'How I Became a North Korean' follows three teens fleeing a dangerous China

Krys Lee combines the stories of three very different characters whose lives intertwine when they ultimately need each other to survive.                                                                                                                                                                                                                                                                                                                                                                  

How I Became a North Korean Krys Lee Viking 244 pages

"Maps are borders that keep people in and others out," an immigration officer tells one of the young protagonists of Korean-American author Krys Lee's new novel, at the moment that he hands him his newly minted US passport. 

In How I Became a North Korean, Lee (author of acclaimed short story collection "Drifting House") combines the stories of three very different teenagers, shaped into a make-shift family when they find themselves forced into life in a cave, perched on the border of two countries – China and North Korea – each perilous in its own way. 

The three young protagonists represent a diverse mix.
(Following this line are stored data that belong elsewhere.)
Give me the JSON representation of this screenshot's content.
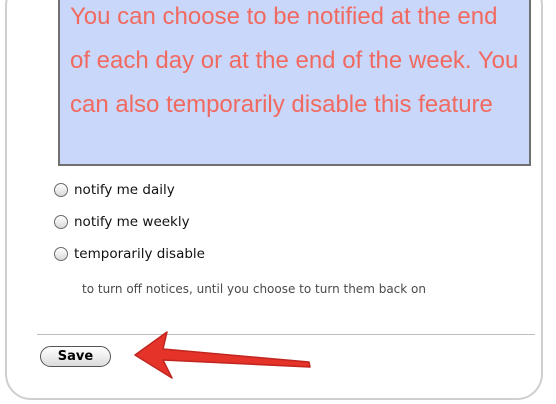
{
  "callout": {
    "text": "You can choose to be notified at the end of each day or at the end of the week.  You can also temporarily disable this feature",
    "colors": {
      "background": "#c9d7fb",
      "text": "#f06a60",
      "border": "#707070"
    }
  },
  "options": [
    {
      "label": "notify me daily",
      "selected": false
    },
    {
      "label": "notify me weekly",
      "selected": false
    },
    {
      "label": "temporarily disable",
      "selected": false
    }
  ],
  "hint": "to turn off notices, until you choose to turn them back on",
  "save_button": {
    "label": "Save"
  },
  "annotation": {
    "arrow_color": "#e5332a",
    "icon": "red-arrow-icon"
  }
}
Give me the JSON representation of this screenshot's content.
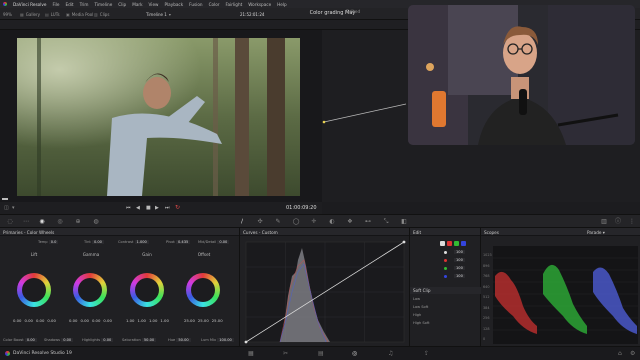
{
  "menubar": {
    "app": "DaVinci Resolve",
    "items": [
      "File",
      "Edit",
      "Trim",
      "Timeline",
      "Clip",
      "Mark",
      "View",
      "Playback",
      "Fusion",
      "Color",
      "Fairlight",
      "Workspace",
      "Help"
    ]
  },
  "toolbar": {
    "zoom": "99%",
    "tabs": [
      "Gallery",
      "LUTs",
      "Media Pool",
      "Clips"
    ],
    "timeline": "Timeline 1",
    "timecode": "21:52:01:24",
    "project_title": "Color grading May",
    "project_status": "Edited"
  },
  "transport": {
    "timecode": "01:00:09:20"
  },
  "primaries": {
    "title": "Primaries - Color Wheels",
    "top_params": [
      {
        "label": "Temp",
        "value": "0.0"
      },
      {
        "label": "Tint",
        "value": "0.00"
      },
      {
        "label": "Contrast",
        "value": "1.000"
      },
      {
        "label": "Pivot",
        "value": "0.435"
      },
      {
        "label": "Mid/Detail",
        "value": "0.00"
      }
    ],
    "wheels": [
      {
        "name": "Lift",
        "values": [
          "0.00",
          "0.00",
          "0.00",
          "0.00"
        ]
      },
      {
        "name": "Gamma",
        "values": [
          "0.00",
          "0.00",
          "0.00",
          "0.00"
        ]
      },
      {
        "name": "Gain",
        "values": [
          "1.00",
          "1.00",
          "1.00",
          "1.00"
        ]
      },
      {
        "name": "Offset",
        "values": [
          "25.00",
          "25.00",
          "25.00"
        ]
      }
    ],
    "bottom_params": [
      {
        "label": "Color Boost",
        "value": "0.00"
      },
      {
        "label": "Shadows",
        "value": "0.00"
      },
      {
        "label": "Highlights",
        "value": "0.00"
      },
      {
        "label": "Saturation",
        "value": "50.00"
      },
      {
        "label": "Hue",
        "value": "50.00"
      },
      {
        "label": "Lum Mix",
        "value": "100.00"
      }
    ]
  },
  "curves": {
    "title": "Curves - Custom"
  },
  "edit": {
    "title": "Edit",
    "rows": [
      {
        "value": "100"
      },
      {
        "value": "100"
      },
      {
        "value": "100"
      },
      {
        "value": "100"
      }
    ],
    "soft_clip_title": "Soft Clip",
    "soft_clip_rows": [
      "Low",
      "Low Soft",
      "High",
      "High Soft"
    ]
  },
  "scopes": {
    "title": "Scopes",
    "mode": "Parade",
    "scale": [
      "1023",
      "896",
      "768",
      "640",
      "512",
      "384",
      "256",
      "128",
      "0"
    ]
  },
  "statusbar": {
    "app": "DaVinci Resolve Studio 19"
  },
  "colors": {
    "accent": "#e14a4a",
    "curve": "#dddddd"
  }
}
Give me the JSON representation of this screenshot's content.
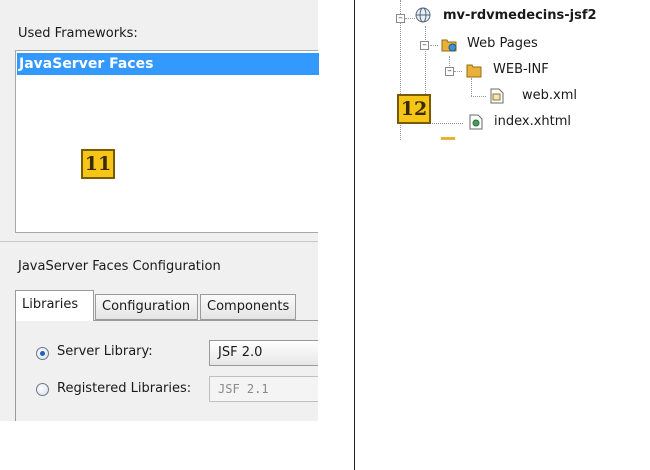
{
  "dialog": {
    "used_frameworks_label": "Used Frameworks:",
    "frameworks": [
      {
        "label": "JavaServer Faces",
        "selected": true
      }
    ],
    "config_section_label": "JavaServer Faces Configuration",
    "tabs": [
      {
        "label": "Libraries",
        "active": true
      },
      {
        "label": "Configuration",
        "active": false
      },
      {
        "label": "Components",
        "active": false
      }
    ],
    "server_library": {
      "label": "Server Library:",
      "selected": true,
      "value": "JSF 2.0"
    },
    "registered_libraries": {
      "label": "Registered Libraries:",
      "selected": false,
      "value": "JSF 2.1"
    }
  },
  "markers": {
    "left": "11",
    "right": "12"
  },
  "tree": {
    "project": "mv-rdvmedecins-jsf2",
    "web_pages": "Web Pages",
    "web_inf": "WEB-INF",
    "web_xml": "web.xml",
    "index": "index.xhtml"
  },
  "colors": {
    "selection": "#3399ff",
    "marker": "#f5c518",
    "folder": "#e8b23a"
  },
  "icons": [
    "globe-project-icon",
    "web-pages-folder-icon",
    "folder-icon",
    "xml-file-icon",
    "xhtml-file-icon"
  ]
}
Yongju is a successful student from an important North Korean family. Jangmi is a young woman whose rough childhood has caught up with her forcing her to become a smuggler of goods across the Chinese-North Korean border. And Danny is a Chinese-American teen outcast who has struggled to fit in at his California high school.

The novel begins when the narrator, Yongju, attends an exquisite yet awkward party in honor of North Korea's Dear Leader. The other guests include prominent North Korean families displaying their wealth in attire and lavish manners. But if they came for display what they get instead is violence, as Dear Leader uses the occasion to assassinate Yongju's father, forcing Yongju to flee for his life.

At the same time Jangmi, while living the life of a smuggler, has also been carrying a secret: She is pregnant with the child of a married comrade. She desperately searches for a husband to give her child a father, and hopes that she has found one in China. But when she crosses the border to marry him, he soon finds out that the unborn child is not his and throws Jangmi out in the streets. She suddenly finds herself alone and helpless in a foreign country.

Meanwhile, Danny, humiliated by cruel classmates in California, has returned to China – and his missionary Chinese mother – for comfort. Instead of solace, however, he is jarred to discover his still-married mother hiding their church's Deacon in her bedroom closet. Danny then runs away, trying to flee his unhappy memories and the pain he's had to endure in both homes across the world.

The three teens finally find themselves in a cave – sitting in China but facing North Korea – even as they strive to keep each other safe and to offer mutual encouragement. All, although each for different reasons, are trying to get across the boarder into North Korea. Their mentor, a seemingly harmless Christian missionary, shows his real colors towards the end of the novel, potentially sabotaging their escape. 

Lee successfully creates well-formed characters and makes readers care about their struggles. Although the setting is exotic, many of the hardships and perils the characters face come closer to home, including Danny's shameful trauma at the hands of ruthless high school bullies who chain a seemingly eternal blackmail on him, and sweet Jangmi's unimaginable sacrifices in order to keep her child alive and safe. Additional characters come to populate the story as the three teens meet more people along the way including allies, enemies, and everything in between.

But it's to each other that they primarily turn for help and emotional sustenance. "Don't give up, nuna," Yongju protectively says to Jangmi after she attempts suicide feeling hopeless and defeated. "It's a mistake to give up. I promise I'll get us out of here." 

Chapters alternate among the stories of the three teens and all end with cliff hangers. Readers may experience some whiplash as they are pulled from plotline to plotline, but the effect is dramatic and definitely keeps the pages turning.        

The novel's characters suffer numerous hardships and humiliations and readers will suffer right along with them.

"The woman picked up a bowl of leftovers from the table," relates a desperate and starving Jangmi in one of the chapters she narrates. "My hands were outstretched and waiting when the cold noodles hit my face. 'Not for your kind.... I've had enough of you. Get out before I report you and they haul you back to where you came from."

Lee (who currently lives and works in Seoul) offers a raw take on the China-North Korea conflict, examining what "ally" and "enemy" seem to be in the eyes of the next generation. She also weaves questions of racism, religion, sexism, and sexual orientation throughout, giving the novel a meatier feel.

It's also impossible to read this novel without remembering – even as the teen protagonists push the limits on the unthinkable to do what they need to do to survive – that many real-life refugees have faced similar tough decisions and horrors in order to escape. 

"How I Became a North Korean" combines intense and graphic atmospherics with strong narrative threads of romance, friendship, and family values. Yes, the hardships the characters experience are dreary and depressing but Lee's ending allows readers moment of hope.